Le coeur est fort et finit TOUJOURS par se relever


Jamais l’amour ne devrait dicter une vie. Pas de cette façon-là qui fait souffrir et qui détruit. Pas de cette manière qui bousille un coeur et le réduit en mille et une miettes. “L’amour, je le dis toujours, ça doit être la cerise sur la gâteau: c’est un plus qui te booste, mais si tu ne l’as pas, tu es quand même bien dans ta peau. Ce n’est pas ce qui décide du bonheur. Il faut être bien dans sa peau avant d’aller vers l’autre”, explique Shana Lyès. Léa a lutté contre elle-même durant des années avant d’accepter que l’amour soit, en effet, cette cherry on the cake. “J’ai toujours, depuis mes 16 ans, été en couple car je cherchais cet amour, cette affection et j’avais cette image de l’amour avec un grand A qu’il fallait trouver à tout prix. Alors que l’amour, il n’est pas uniquement dans le couple, en réalité. Il faut apprendre à s’aimer soi-même”, exprime-t-elle.

La plus belle des drogues, c’est l’amour, mais la plus belle, c’est aussi et surtout l’amour que tu peux avoir pour toi. Là tu gagnes tout, sans tomber dans le narcissisme évidemment. Mais on devrait tous être accro à l’amour pour soi.”

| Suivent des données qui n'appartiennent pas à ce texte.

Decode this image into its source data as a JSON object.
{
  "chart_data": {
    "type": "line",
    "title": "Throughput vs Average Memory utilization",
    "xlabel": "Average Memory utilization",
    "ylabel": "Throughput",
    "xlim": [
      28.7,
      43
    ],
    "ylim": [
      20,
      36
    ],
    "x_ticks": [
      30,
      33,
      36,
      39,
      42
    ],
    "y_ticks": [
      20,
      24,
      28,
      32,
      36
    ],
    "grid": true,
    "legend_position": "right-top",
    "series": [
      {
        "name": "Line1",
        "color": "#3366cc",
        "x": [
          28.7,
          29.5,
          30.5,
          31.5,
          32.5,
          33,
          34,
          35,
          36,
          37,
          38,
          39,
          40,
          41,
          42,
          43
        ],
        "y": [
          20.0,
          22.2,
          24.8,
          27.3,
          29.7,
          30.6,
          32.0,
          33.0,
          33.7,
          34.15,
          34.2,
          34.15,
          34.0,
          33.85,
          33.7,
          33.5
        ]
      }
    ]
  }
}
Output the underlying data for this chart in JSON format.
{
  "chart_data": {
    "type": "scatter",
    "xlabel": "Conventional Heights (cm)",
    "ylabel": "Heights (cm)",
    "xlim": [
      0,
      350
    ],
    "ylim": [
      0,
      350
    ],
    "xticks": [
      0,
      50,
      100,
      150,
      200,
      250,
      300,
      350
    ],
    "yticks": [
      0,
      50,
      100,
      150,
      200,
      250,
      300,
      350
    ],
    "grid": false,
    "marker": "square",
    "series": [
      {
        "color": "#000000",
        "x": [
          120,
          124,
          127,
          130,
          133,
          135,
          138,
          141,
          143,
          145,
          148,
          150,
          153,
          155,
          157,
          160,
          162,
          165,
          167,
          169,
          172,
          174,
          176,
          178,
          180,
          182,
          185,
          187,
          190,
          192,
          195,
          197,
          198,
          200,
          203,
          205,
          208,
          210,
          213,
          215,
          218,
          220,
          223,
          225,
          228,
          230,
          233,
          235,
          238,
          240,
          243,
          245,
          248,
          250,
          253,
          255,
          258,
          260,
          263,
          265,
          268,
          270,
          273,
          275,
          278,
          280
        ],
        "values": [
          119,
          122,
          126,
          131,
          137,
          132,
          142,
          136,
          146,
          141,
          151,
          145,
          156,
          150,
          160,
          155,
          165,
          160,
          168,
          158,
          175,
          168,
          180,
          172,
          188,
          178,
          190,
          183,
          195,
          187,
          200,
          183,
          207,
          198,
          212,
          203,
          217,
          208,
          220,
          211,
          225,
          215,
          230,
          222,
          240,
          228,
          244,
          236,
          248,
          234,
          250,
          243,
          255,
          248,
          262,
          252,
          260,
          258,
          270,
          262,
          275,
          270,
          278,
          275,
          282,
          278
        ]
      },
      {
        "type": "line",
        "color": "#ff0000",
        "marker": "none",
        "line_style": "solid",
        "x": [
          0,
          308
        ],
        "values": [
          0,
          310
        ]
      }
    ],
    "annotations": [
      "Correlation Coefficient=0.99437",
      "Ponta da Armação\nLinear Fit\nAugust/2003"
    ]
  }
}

conseille-t-elle, tout en expliquant qu’elle a décroché de l’amour avec un grand A. “J’ai compris que je devais reconquérir d’abord mon propre coeur à moi. À certains moments, il faut savoir accepter d’être seule et oser arracher le sparadrap. Je suis en voie d’être indépendante de ce côté-là”, confie-t-elle avec émotion. À toutes ces personnes qui souffrent de l’addiction à l’amour, Shana Lyès rappelle que “le coeur est fort et il y a toujours un moment donné où il se relève et parvient à aimer quelqu’un d’autre; peut-être avec moins de papillons, peut-être avec moins de complicité, mais avec une compréhension mutuelle, où la passion fulgurante n’est plus le but recherché”.

 

* témoignages anonymes, noms d’emprunt.